Until recently, it wasn’t too uncommon to hear technology pundits lament (or praise) the death of the PC. With Apple (NASDAQ:AAPL) pioneering the smart device concept, seemingly everyone pushed into the touchscreen platform. One notable exception was Microsoft (NASDAQ:MSFT). The house that Bill Gates built decided to marry PC and smart device tech, resulting in the Surface tablet/laptop hybrid.

Why Hardware is to Set to Boost Software-fueled Microsoft Stock
Source: gguy /

While investors who have bought into MSFT stock likely did so for Microsoft’s myriad relevant technologies, such as cloud computing and data centers, the company’s robust PC business still carried authority. Personally, I’m glad that the consumer tech firm didn’t heed the doom and gloom stories surrounding PCs. In this case, going contrarian was the right move for Microsoft stock investors.

Better yet, management is continuing to ramp up their PC exposure. At its product event on Wednesday, Microsoft unveiled seven new iterations of the Surface lineup. Primarily, the debut was important because it signaled to shareholders of MSFT stock the viability of the hardware market.

However, it’s also fair to point out that one product clearly stood out from the rest: the Surface Neo.

A radical departure from other PC hardware, the Surface Neo features two separate screens attached by a hinge. Moreover, this dual-screened computer is no gimmick as it’s incredibly modular. Want to use the Neo as a laptop? MSFT will include a detachable keyboard that will magnetically attach to one screen. Or, you can use one display similar to a tablet.

In my opinion, the Neo is elegant. Hopefully, everything works as advertised. If it does, the Neo could be another game changer for Microsoft stock.

MSFT is Making Hardware Sexy

CNBC contributor Todd Haselton sees the Neo as Microsoft’s “most important product in years.” One of the key reasons why has to do with the tech firm’s operating system dominance.

As Haselton noted, the Neo will run Windows 10X, a special version of the ubiquitous OS. It’s designed to accommodate the dual-screen structure. But the important factor here is that, using Haselton’s words, Windows is the “real moneymaker” for Microsoft stock. “Remember: Microsoft isn’t a hardware company. It sells hardware, but it wins when more people use Windows computers, no matter who builds them,” Haselton wrote.

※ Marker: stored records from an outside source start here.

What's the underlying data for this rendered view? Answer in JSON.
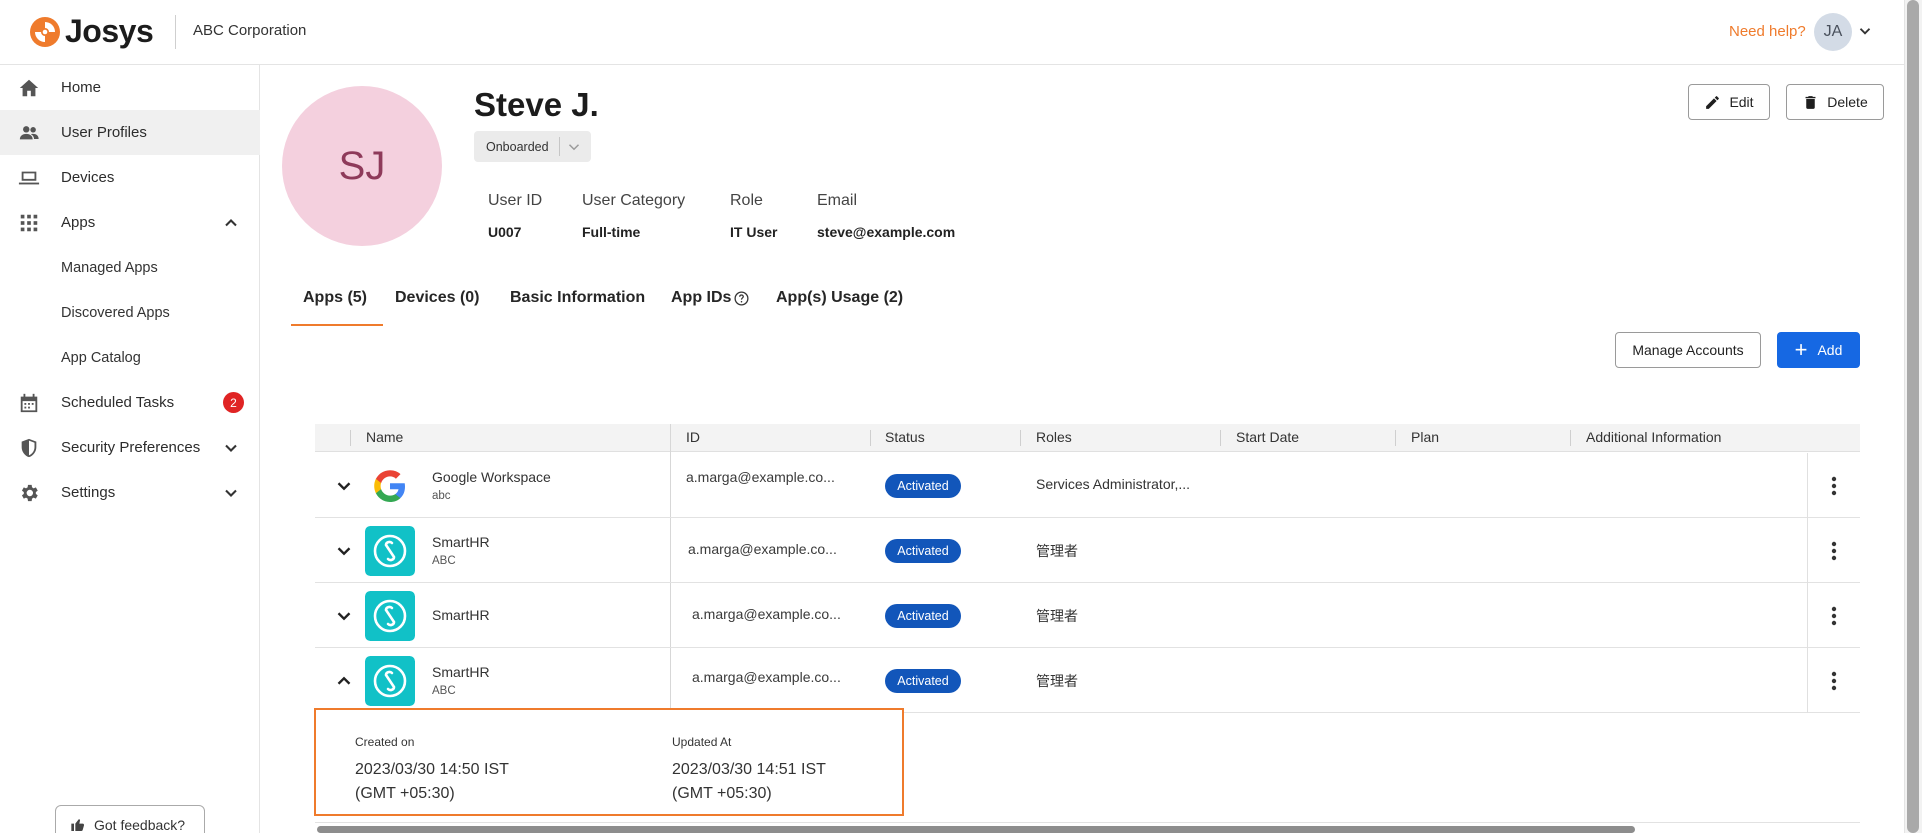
{
  "brand": {
    "name": "Josys",
    "org": "ABC Corporation",
    "accent": "#ef7b2c"
  },
  "header": {
    "help_label": "Need help?",
    "user_initials": "JA"
  },
  "sidebar": {
    "items": [
      {
        "label": "Home",
        "icon": "home-icon"
      },
      {
        "label": "User Profiles",
        "icon": "users-icon"
      },
      {
        "label": "Devices",
        "icon": "laptop-icon"
      },
      {
        "label": "Apps",
        "icon": "apps-grid-icon"
      },
      {
        "label": "Managed Apps"
      },
      {
        "label": "Discovered Apps"
      },
      {
        "label": "App Catalog"
      },
      {
        "label": "Scheduled Tasks",
        "icon": "calendar-icon",
        "badge": "2"
      },
      {
        "label": "Security Preferences",
        "icon": "shield-icon"
      },
      {
        "label": "Settings",
        "icon": "gear-icon"
      }
    ],
    "feedback_label": "Got feedback?"
  },
  "profile": {
    "initials": "SJ",
    "name": "Steve J.",
    "status": "Onboarded",
    "fields": [
      {
        "key": "User ID",
        "value": "U007"
      },
      {
        "key": "User Category",
        "value": "Full-time"
      },
      {
        "key": "Role",
        "value": "IT User"
      },
      {
        "key": "Email",
        "value": "steve@example.com"
      }
    ],
    "edit_label": "Edit",
    "delete_label": "Delete"
  },
  "tabs": [
    {
      "label": "Apps (5)",
      "active": true
    },
    {
      "label": "Devices (0)"
    },
    {
      "label": "Basic Information"
    },
    {
      "label": "App IDs"
    },
    {
      "label": "App(s) Usage (2)"
    }
  ],
  "actions": {
    "manage_label": "Manage Accounts",
    "add_label": "Add"
  },
  "table": {
    "columns": [
      "Name",
      "ID",
      "Status",
      "Roles",
      "Start Date",
      "Plan",
      "Additional Information"
    ],
    "rows": [
      {
        "name": "Google Workspace",
        "sub": "abc",
        "id": "a.marga@example.co...",
        "status": "Activated",
        "roles": "Services Administrator,..."
      },
      {
        "name": "SmartHR",
        "sub": "ABC",
        "id": "a.marga@example.co...",
        "status": "Activated",
        "roles": "管理者"
      },
      {
        "name": "SmartHR",
        "sub": "",
        "id": "a.marga@example.co...",
        "status": "Activated",
        "roles": "管理者"
      },
      {
        "name": "SmartHR",
        "sub": "ABC",
        "id": "a.marga@example.co...",
        "status": "Activated",
        "roles": "管理者"
      }
    ],
    "detail": {
      "created_label": "Created on",
      "created_value_1": "2023/03/30 14:50 IST",
      "created_value_2": "(GMT +05:30)",
      "updated_label": "Updated At",
      "updated_value_1": "2023/03/30 14:51 IST",
      "updated_value_2": "(GMT +05:30)"
    }
  }
}
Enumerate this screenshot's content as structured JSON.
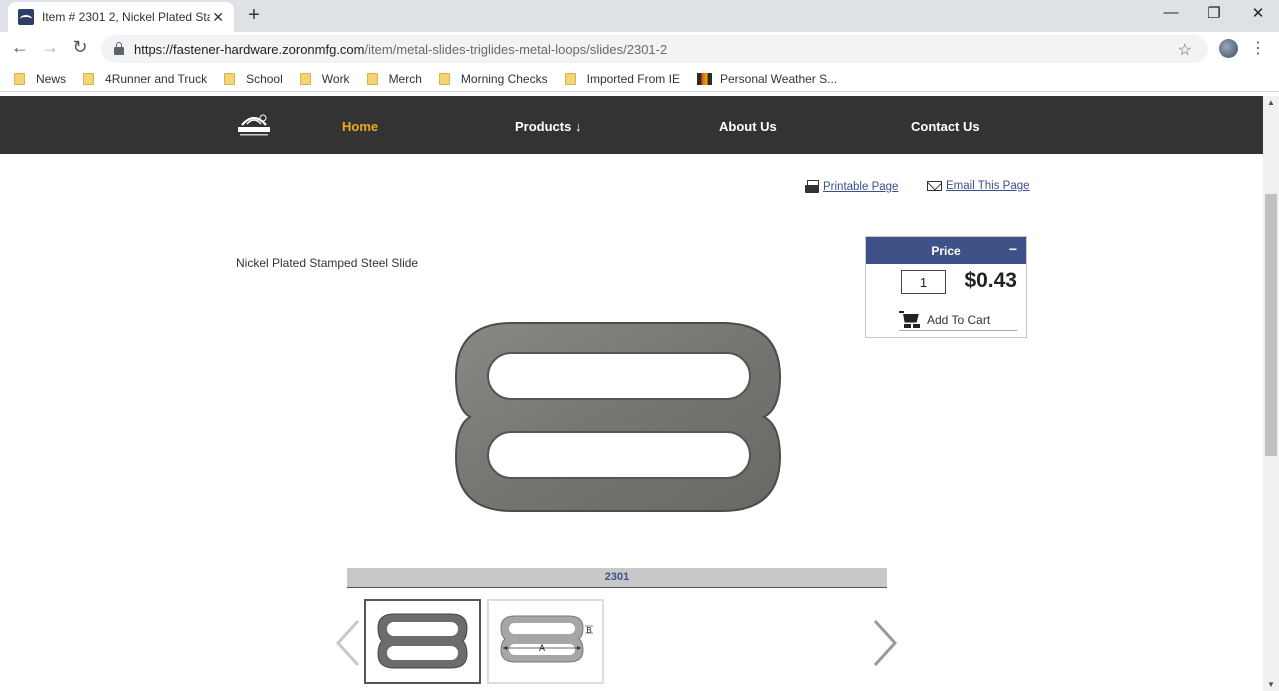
{
  "browser": {
    "tab": {
      "title": "Item # 2301 2, Nickel Plated Stam",
      "close_icon": "close-icon"
    },
    "new_tab_label": "+",
    "window_controls": {
      "minimize": "—",
      "restore": "❐",
      "close": "✕"
    },
    "nav": {
      "back": "←",
      "forward": "→",
      "reload": "↻"
    },
    "url": {
      "host": "https://fastener-hardware.zoronmfg.com",
      "path": "/item/metal-slides-triglides-metal-loops/slides/2301-2"
    },
    "star": "☆",
    "menu": "⋮",
    "bookmarks": [
      {
        "label": "News",
        "icon": "folder-icon"
      },
      {
        "label": "4Runner and Truck",
        "icon": "folder-icon"
      },
      {
        "label": "School",
        "icon": "folder-icon"
      },
      {
        "label": "Work",
        "icon": "folder-icon"
      },
      {
        "label": "Merch",
        "icon": "folder-icon"
      },
      {
        "label": "Morning Checks",
        "icon": "folder-icon"
      },
      {
        "label": "Imported From IE",
        "icon": "folder-icon"
      },
      {
        "label": "Personal Weather S...",
        "icon": "weather-icon"
      }
    ]
  },
  "site": {
    "nav": {
      "home": "Home",
      "products": "Products ↓",
      "about": "About Us",
      "contact": "Contact Us"
    },
    "utility": {
      "printable": "Printable Page",
      "email": "Email This Page"
    },
    "product": {
      "description": "Nickel Plated Stamped Steel Slide",
      "item_number": "2301"
    },
    "pricing": {
      "header": "Price",
      "collapse": "−",
      "quantity": "1",
      "price": "$0.43",
      "add_to_cart": "Add To Cart"
    },
    "thumbnails": {
      "dimension_a": "A",
      "dimension_b": "B"
    },
    "colors": {
      "nav_bg": "#333333",
      "nav_active": "#f0a81e",
      "price_header": "#3e5288",
      "link": "#3b4f8c"
    }
  }
}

Furthermore, the Neo’s dual screens allow Microsoft to compress more usability into a modular physical platform. Right now, the current Surface Pro is simply too big and unwieldy to use comfortably as a portable device. Thus, for those who place a premium on mobility, an Apple iPad is superior.

But with the Neo, the consumer has the ability to choose. If they prefer a powerful, standalone device with two screens, that’s the Neo’s primary purpose. Plus, users can easily fold their device for carry into one meeting after another.

Although Microsoft’s most technologically visible innovations, such as cloud, have more sex appeal, hardware is still relevant. This is one of the underappreciated tailwinds for the MSFT stock price. As ZDNet contributor Steve Ranger noted, 68% of businesses report that desktops are their primary computing device for employees.

What’s the business adoption rate for tablets? A whopping 1%.

If Microsoft can successfully deliver the Neo, it has the opportunity to shore up business adoption rates for laptops. Approximately 29% of companies procure laptops for their employees.

And going back to Haselton’s argument, these new (gorgeous) Surface products drive more demand for Windows.

It’s Also Making Hardware Functional

Although I haven’t always applauded AAPL shares, I’ve long been a fan of Apple products. Not only did they pioneer the smart device concept, but they also brought a cohesive, connected ecosystem.

But in recent years, I’ve questioned Apple’s business smarts. When the iPhone X came out, I was among the early adopters. But when one of the decisions that confuses me to this day is why Apple just didn’t include a headphone jack in their much-hyped flagship at the time.

Instead, Apple forces me to buy a dongle. This is basically a plastic-wrapped skin tag that you pay money to attach to your poor phone.

Thankfully, Microsoft has a much better approach. They’re going to keep the sleekness of their devices while adding more power and functionalities.

If they keep innovating their hardware like this, I might be tempted to switch over. I’m sure I’m not the only one thinking like this. Ultimately, this promises good things for MSFT stock longer term.

As of this writing, Josh Enomoto did not hold a position in any of the aforementioned securities.